When assessing the quality of codec coding, speech intelligibility and quality of synthesis (sound quality) of speech are evaluated.
To assess speech intelligibility, the DRT (DiagnosticRhymeTest) method is used - diagnostic rhymed text. In this method, pairs of words that are close in sound, differing in individual consonants (such as “house” - “volume”, “count” - “goal”), which are repeatedly pronounced by several speakers, are selected, and the proportion of distortions is estimated from the test results. The method allows to obtain an assessment of the intelligibility of individual consonants and a general assessment of speech intelligibility.

To assess the sound quality, the DAM (DiagnosticAcceptabilityMeasure) criterion is used - a diagnostic measure of acceptability. The tests consist in the reading by several speakers (men and women) of a number of specially selected phrases that are tapped at the output of the communication path by a number of experts who put their marks on a five-point scale. The result is the average subjective score or average MOS score (MeanOpinionScore). Although the method of estimating sound quality by the MOS criterion is subjective, its results are fairly objective and are used in practice.

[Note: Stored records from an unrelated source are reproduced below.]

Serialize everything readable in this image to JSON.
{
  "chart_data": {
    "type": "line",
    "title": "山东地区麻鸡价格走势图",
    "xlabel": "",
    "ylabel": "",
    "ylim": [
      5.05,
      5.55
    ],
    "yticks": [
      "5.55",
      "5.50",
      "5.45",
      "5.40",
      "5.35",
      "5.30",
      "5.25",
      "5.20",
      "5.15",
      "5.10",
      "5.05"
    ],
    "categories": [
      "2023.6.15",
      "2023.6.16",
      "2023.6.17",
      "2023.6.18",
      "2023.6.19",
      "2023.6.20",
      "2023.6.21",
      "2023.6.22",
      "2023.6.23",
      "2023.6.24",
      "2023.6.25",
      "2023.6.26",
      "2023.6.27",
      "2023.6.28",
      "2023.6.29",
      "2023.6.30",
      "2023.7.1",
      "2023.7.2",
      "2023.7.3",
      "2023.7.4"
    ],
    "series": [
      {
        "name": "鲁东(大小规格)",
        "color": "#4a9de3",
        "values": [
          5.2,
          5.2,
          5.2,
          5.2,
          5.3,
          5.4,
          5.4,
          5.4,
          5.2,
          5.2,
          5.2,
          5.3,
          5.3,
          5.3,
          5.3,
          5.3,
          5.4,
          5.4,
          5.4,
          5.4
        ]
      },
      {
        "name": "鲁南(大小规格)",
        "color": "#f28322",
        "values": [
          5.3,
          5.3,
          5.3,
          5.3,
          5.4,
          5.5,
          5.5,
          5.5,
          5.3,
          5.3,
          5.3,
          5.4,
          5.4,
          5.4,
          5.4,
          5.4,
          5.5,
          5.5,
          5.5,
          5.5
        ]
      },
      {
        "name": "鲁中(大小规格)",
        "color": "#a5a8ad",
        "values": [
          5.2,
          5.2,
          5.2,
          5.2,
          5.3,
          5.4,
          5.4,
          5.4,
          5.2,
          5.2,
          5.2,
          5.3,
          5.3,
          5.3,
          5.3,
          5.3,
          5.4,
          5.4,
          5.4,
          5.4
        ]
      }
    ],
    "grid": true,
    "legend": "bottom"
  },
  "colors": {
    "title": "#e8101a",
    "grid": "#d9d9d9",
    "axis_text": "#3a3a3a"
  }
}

As an example, in the table. 4.2 shows the results of the evaluation of four types of codecs according to the MOS criterion.

4.3. GSM voice coding

The results close to the MOS scale are provided by an objective method of quality assessment using the notion of cepstrum CD distance (Cepstrum Distance).

It should be noted that when developing the GSM standard, six types of codecs were investigated, after which the choice was stopped on the RPE-LTP codec.

Works on improving codecs in the GSM standard continue:
- half rate coding (6.5 kbps) was introduced,
- proposed new improvements to the full-speed codec [4.6, 4.7].